La judicatura corre un gran riesgo: que el pueblo la entienda. Y no es un riesgo menor, porque si eso sucede la ciudadanía se daría cuenta de que quienes la integran son personas, seres humanos con los mismos rasgos de cualquier otro; si esto pasara entonces la toga dejaría de simbolizar algo arcano, lejano y sagrado.
Es mucho el riesgo. No hay que correrlo.
Eso del leguaje ciudadano, que pretende eliminar el uso de tecnicismos en las sentencias, se vuelve un arna peligrosa porque el idioma jurídico es necesariamente difícil, es indispensable que se use de los sacerdotes del derecho para su lectura correcta. Nada bueno ha sucedido cuando las sociedades han dejado de tener respeto por los textos sagrados y por sus sagrados intérpretes.

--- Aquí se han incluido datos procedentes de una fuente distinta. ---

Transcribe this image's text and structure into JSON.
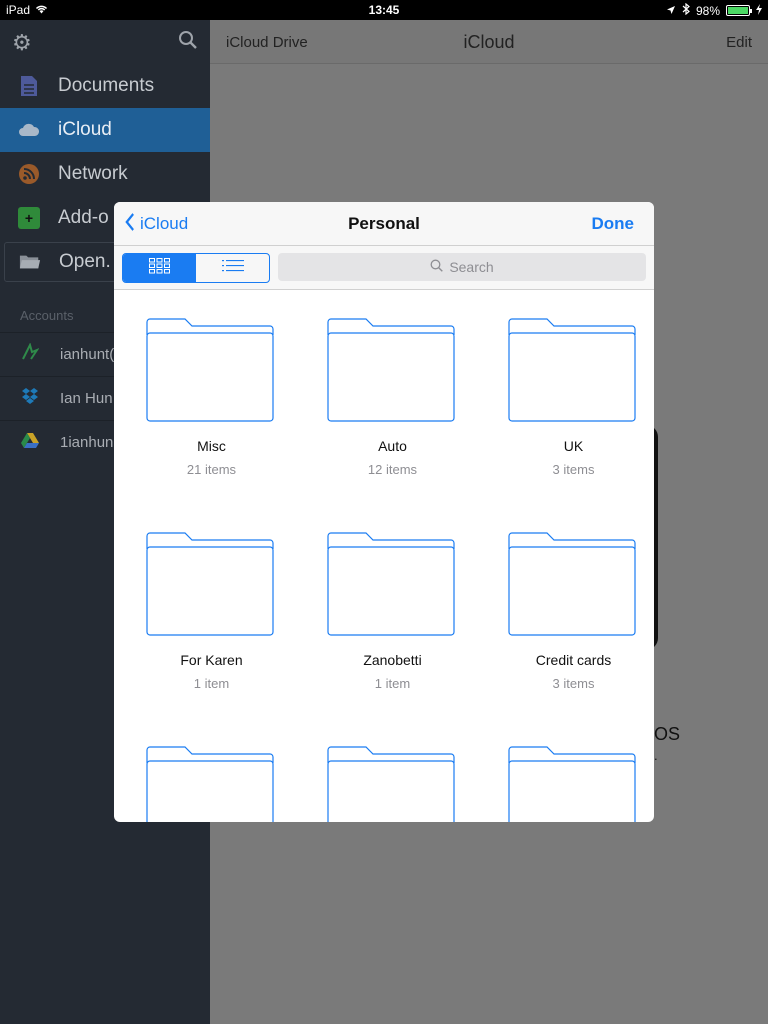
{
  "status_bar": {
    "device": "iPad",
    "time": "13:45",
    "battery": "98%",
    "battery_level": 0.98
  },
  "sidebar": {
    "items": [
      {
        "label": "Documents",
        "icon": "document-icon"
      },
      {
        "label": "iCloud",
        "icon": "cloud-icon",
        "active": true
      },
      {
        "label": "Network",
        "icon": "wifi-icon"
      },
      {
        "label": "Add-o",
        "icon": "plus-icon"
      },
      {
        "label": "Open.",
        "icon": "folder-icon"
      }
    ],
    "accounts_label": "Accounts",
    "accounts": [
      {
        "label": "ianhunt(",
        "icon": "cloudapp-icon"
      },
      {
        "label": "Ian Hun",
        "icon": "dropbox-icon"
      },
      {
        "label": "1ianhun",
        "icon": "google-drive-icon"
      }
    ]
  },
  "main": {
    "back_label": "iCloud Drive",
    "title": "iCloud",
    "edit_label": "Edit",
    "bg_text_1": "OS",
    "bg_text_2": "."
  },
  "modal": {
    "back_label": "iCloud",
    "title": "Personal",
    "done_label": "Done",
    "search_placeholder": "Search",
    "view_mode": "grid",
    "folders": [
      {
        "name": "Misc",
        "count": "21 items"
      },
      {
        "name": "Auto",
        "count": "12 items"
      },
      {
        "name": "UK",
        "count": "3 items"
      },
      {
        "name": "For Karen",
        "count": "1 item"
      },
      {
        "name": "Zanobetti",
        "count": "1 item"
      },
      {
        "name": "Credit cards",
        "count": "3 items"
      },
      {
        "name": "",
        "count": ""
      },
      {
        "name": "",
        "count": ""
      },
      {
        "name": "",
        "count": ""
      }
    ]
  },
  "colors": {
    "accent": "#1a7cf2",
    "sidebar_bg": "#242a33",
    "sidebar_active": "#1f5f96"
  }
}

También hay que alejarse de las redes sociales, porque están llenos de discusiones, de bots, de troles, de personas que creen que de todo se puede opinar y que también es posible decir algo incluso de las sentencias aunque no se cuente con los estudios y especializaciones necesarias. Un juez, una jueza en redes se expone a que le ensucien la toga con un tuitazo.
No. No hay que correr riesgos. Hay que regresar al lejano castillo que está en las alturas sociales y del lenguaje, ahí donde sólo pocos y pocas juristas se atreven a cuestionar, no hay que buscar que se entienda la labor porque de suyo es compleja y debe ser inescrutable para quienes son mortales.
A cancelar cuentas. A usar los términos más depurados de la ciencia jurídica. A la seguridad de lo ininteligible.